Md. mayor seeks more law enforcement funds


By Nicole Fuller
The Baltimore Sun

ANNAPOLIS — As Annapolis embarks on an ambitious crime-prevention plan, Mayor Ellen O. Moyer has proposed a budget that would boost funding for law-enforcement efforts by more than $1 million.

Her $81 million operating budget would raise the starting salary for a police officer to $43,000, set aside $500,000 for security cameras in high-crime neighborhoods and create an Office of Youth & Community Action.

Though the spending plan for the fiscal year that will begin July 1 is 8 percent larger than this year's, Moyer called it "really tight."

The proposal she unveiled Monday night eliminates grants to nonprofit organizations, which shared $400,000 this year.
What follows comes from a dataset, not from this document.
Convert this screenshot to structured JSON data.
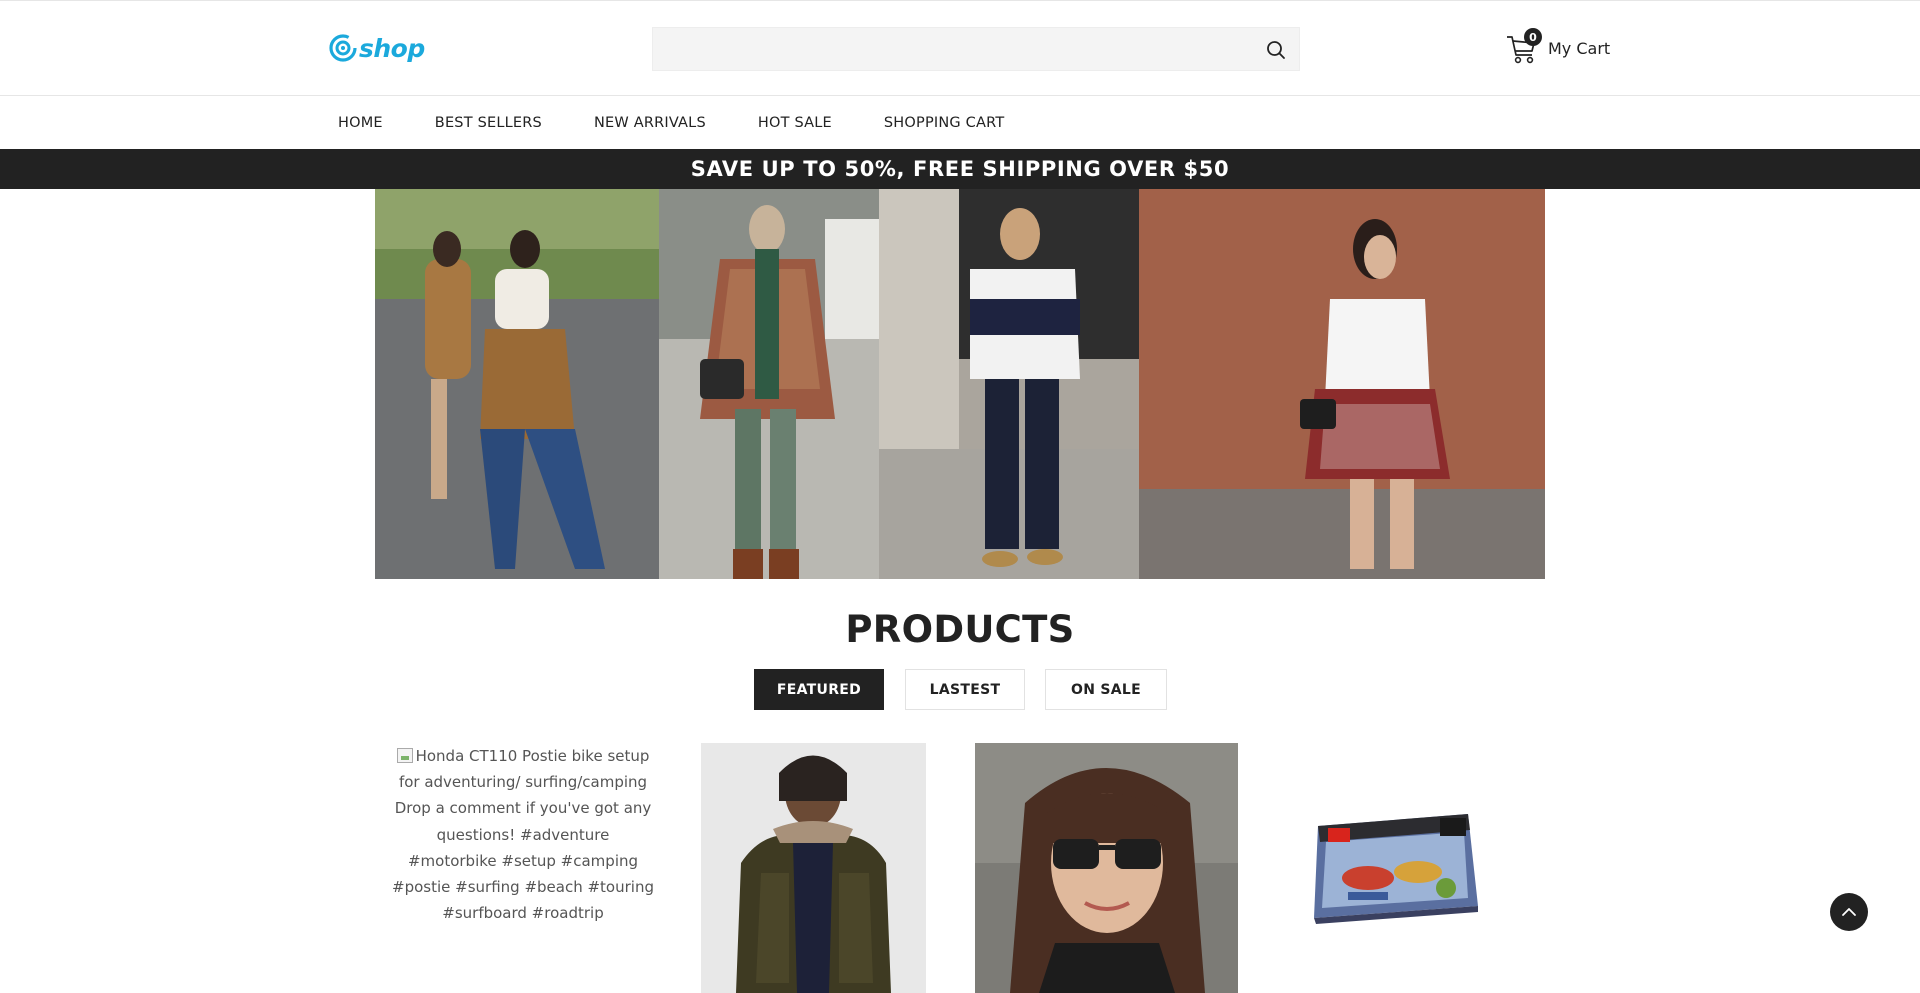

Moyer suggested that a 1.5-cent increase in the city's property-tax rate could help curtail funding shortfalls, but she stopped short of including the tax increase in her budget.

"The budget is generous in some areas, not so in others," the mayor said in her seventh State of the City address at Monday night's city council meeting, during which she submitted the budget.

"But it is balanced as the law requires. It addresses the challenges we face in public safety and looks toward sustaining the quality of life that we all desire."

Amid concerns about crime in the state capital, the state, federal and city governments are starting a program that could be used as a model to strengthen identification, tracking and supervision of Annapolis' violent offenders.

As part of the Capital City Safe Streets initiative, Moyer proposed the new Office of Youth & Community Action to spearhead drug-prevention and intervention efforts.

She also said she would raise the $41,000 starting pay for police officers by $2,000 in hopes of filling the more than 20 vacancies in the Annapolis Police Department. With the boost in funding for salaries, benefits and recruiting efforts, law-enforcement funding accounts for $16 million of the proposed budget.

The mayor also proposed a private-public partnership to mentor at-risk youths and hopes to start a campaign to raise a $1 million endowment for it.

Tim Elliott, the city's finance director, said the $6 million spending increase compared with last year results from salary increases for city workers and benefits for retirees, along with the boost for public safety. Last year's budget was $4.5 million higher than the previous year's.

Despite the proposed flat tax rate of 53 cents per $100 of assessed value, rising property assessments mean that most property owners will get higher tax bills. The owner of a $300,000 home would pay $159 more.

Alderman Samuel E. Shropshire, a Ward 7 Democrat, said yesterday that he had not had time to fully review the budget but that even a modest increase in the property tax rate should be "the very last alternative."

"We need to just face the fact that this is going to be a difficult year for the city," Shropshire said. "And certain people are not going to be happy. I do think the mayor has presented us with a very thorough and fair budget."

In coming weeks, the city will schedule hearings with department heads, and the three-member finance committee will review the budget. A public hearing has been set for April 28.